C'est la douche froide. Trois semaines après son entrée en campagne et à désormais moins de cinquante jours du premier tour de la présidentielle, Nicolas Sarkozy se retrouve de nouveau en fâcheuse posture dans les sondages. Alors qu'il avait quelque peu comblé son retard sur François Hollande, le président-candidat voit l'écart de nouveau se creuser avec son adversaire socialiste. Dans
une enquête LH2 pour Yahoo publiée dimanche, il abandonne 3 points dans les intentions de vote pour retomber à un maigre 23%, quand le député de la Corrèze perd lui 1,5 point à un niveau encore très élevé de 30,5 %. Au second tour, le vainqueur de la primaire socialiste écraserait le chef de l'Etat avec 58% des voix. Une avance sans précédent pour un candidat si près du scrutin. Fait aggravant, la proposition choc faite la semaine dernière par François Hollande d'imposer les revenus de plus de 1 million d'euros à 75% est approuvée par 57% des Français, selon un sondage Ifop pour le JDD.fr. Alors que celle formulée le lendemain par Nicolas Sarkozy sur la rémunération des enseignants a fait
un flop retentissant dans notre sondage CSA de vendredi (70% des personnes interrogées préfèrent plus de profs contre 26% souhaitant des profs moins nombreux mais mieux rémunérés).
Ces résultats alarmant viennent clôturer une semaine de campagne très difficile pour Nicolas Sarkozy, hué à Bayonne, après avoir peiné à convaincre aussi bien sur le redémarrage de l'aciérie de Florange que sur les suppressions de postes à l'école. Et le renvoient à la case départ. Son interview au « Figaro Magazine », sa déclaration de candidature, les forfaits de Christine Boutin, Hervé Morin et Frédéric Nihous lui avaient permis un moment de reprendre du poil de le bête dans l'opinion, d'installer un début de dynamique et de se rapprocher de François Hollande dans les intentions de vote au premier tour. Las, sa conversion soudaine aux vertus du référendum, sa proposition rapidement mort-née d'introduire de la proportionnelle aux législatives ou d'augmenter la feuille de paie des salariés modestes en supprimant la prime pour l'emploi n'ont manifestement pas autant accroché dans la population qu'il l'espérait.
Coup de barre à droite
Nicolas Sarkozy sait qu'il doit faire le meilleur score possible, voire arriver en tête au premier tour pour avoir une petite chance de l'emporter au second le 6 mai. Il en est de nouveau très loin.
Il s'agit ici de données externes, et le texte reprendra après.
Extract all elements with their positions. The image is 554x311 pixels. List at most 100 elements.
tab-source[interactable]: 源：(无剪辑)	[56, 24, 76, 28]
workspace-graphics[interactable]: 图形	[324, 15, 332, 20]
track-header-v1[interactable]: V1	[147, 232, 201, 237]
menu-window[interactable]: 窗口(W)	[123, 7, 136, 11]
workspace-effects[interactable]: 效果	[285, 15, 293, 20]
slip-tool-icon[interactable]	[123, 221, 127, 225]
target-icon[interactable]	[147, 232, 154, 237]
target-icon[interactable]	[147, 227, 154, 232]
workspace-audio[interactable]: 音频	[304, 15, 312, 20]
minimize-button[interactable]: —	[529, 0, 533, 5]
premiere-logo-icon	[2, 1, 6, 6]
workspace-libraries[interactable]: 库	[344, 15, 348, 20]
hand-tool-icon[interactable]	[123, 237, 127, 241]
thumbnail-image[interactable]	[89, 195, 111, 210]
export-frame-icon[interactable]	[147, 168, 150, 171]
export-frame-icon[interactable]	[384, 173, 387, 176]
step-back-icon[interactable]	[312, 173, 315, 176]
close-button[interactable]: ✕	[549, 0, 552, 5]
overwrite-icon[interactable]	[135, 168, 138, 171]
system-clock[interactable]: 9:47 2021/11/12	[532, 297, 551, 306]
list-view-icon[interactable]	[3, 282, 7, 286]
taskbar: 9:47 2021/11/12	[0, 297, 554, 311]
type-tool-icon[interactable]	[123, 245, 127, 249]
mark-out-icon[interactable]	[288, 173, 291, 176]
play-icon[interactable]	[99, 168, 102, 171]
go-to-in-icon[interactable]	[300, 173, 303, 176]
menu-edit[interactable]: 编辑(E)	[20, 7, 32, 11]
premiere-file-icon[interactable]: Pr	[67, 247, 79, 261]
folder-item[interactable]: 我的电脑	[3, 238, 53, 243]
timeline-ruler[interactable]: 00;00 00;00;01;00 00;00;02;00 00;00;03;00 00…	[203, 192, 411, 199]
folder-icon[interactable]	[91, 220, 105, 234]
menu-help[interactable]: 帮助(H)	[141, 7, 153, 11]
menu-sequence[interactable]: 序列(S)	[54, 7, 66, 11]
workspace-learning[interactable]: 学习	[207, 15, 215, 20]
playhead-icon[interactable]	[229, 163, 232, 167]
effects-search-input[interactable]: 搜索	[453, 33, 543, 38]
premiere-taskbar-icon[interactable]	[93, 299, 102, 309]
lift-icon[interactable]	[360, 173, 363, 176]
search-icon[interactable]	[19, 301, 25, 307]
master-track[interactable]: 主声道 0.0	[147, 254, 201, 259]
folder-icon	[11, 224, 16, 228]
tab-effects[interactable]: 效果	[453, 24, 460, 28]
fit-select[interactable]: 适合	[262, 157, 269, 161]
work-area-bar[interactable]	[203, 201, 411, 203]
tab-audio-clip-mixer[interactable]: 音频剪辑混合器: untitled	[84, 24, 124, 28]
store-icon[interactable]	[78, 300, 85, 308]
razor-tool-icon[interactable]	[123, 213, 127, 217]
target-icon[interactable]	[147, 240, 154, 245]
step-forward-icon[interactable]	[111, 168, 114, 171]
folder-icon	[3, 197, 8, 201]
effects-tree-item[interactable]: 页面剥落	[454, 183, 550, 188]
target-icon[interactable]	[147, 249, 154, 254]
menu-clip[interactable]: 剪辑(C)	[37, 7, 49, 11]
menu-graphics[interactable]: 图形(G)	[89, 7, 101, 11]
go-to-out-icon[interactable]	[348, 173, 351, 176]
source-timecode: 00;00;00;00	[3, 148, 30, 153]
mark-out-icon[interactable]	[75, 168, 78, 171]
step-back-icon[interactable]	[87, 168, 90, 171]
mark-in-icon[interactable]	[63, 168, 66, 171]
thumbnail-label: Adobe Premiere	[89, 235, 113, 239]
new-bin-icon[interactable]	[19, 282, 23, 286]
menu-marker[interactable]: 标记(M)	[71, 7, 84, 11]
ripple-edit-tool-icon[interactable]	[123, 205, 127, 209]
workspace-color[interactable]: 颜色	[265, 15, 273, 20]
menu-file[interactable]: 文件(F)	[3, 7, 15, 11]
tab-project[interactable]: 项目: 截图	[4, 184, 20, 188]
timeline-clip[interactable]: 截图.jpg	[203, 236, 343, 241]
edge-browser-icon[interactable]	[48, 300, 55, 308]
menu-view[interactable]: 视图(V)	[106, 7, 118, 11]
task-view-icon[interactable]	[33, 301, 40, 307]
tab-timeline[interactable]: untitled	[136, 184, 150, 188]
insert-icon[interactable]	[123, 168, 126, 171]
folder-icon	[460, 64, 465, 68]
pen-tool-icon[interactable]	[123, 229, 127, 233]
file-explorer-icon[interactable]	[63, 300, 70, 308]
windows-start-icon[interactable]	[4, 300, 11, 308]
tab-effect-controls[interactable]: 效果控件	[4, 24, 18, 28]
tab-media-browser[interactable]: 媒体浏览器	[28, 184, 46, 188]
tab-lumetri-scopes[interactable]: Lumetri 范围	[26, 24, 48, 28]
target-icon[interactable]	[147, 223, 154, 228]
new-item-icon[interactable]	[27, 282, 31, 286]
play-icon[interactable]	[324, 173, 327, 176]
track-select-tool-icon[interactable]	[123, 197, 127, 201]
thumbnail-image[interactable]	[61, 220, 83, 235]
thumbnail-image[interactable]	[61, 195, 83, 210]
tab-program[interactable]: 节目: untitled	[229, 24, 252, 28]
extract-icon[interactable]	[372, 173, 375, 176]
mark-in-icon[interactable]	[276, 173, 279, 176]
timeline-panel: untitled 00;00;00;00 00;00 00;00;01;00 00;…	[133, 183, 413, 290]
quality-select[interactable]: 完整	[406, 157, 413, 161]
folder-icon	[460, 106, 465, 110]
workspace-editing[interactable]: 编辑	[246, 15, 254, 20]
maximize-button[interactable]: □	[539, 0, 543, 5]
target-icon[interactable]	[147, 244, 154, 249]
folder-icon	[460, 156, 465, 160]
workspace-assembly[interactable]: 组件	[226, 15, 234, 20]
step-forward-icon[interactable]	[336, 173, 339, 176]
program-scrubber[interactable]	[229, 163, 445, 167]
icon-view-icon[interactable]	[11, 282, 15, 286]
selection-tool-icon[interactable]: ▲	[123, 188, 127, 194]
Le dos au mur comme jamais, il a, semble-t-il, décidé de renouer avec les accents de sa campagne victorieuse de 2007 sur les questions d'immigration et d'identité nationale. Un coup de barre à droite visant à assécher en partie le vivier électoral de Marine Le Pen, quitte à dégager un espace au centre droit à François Bayrou.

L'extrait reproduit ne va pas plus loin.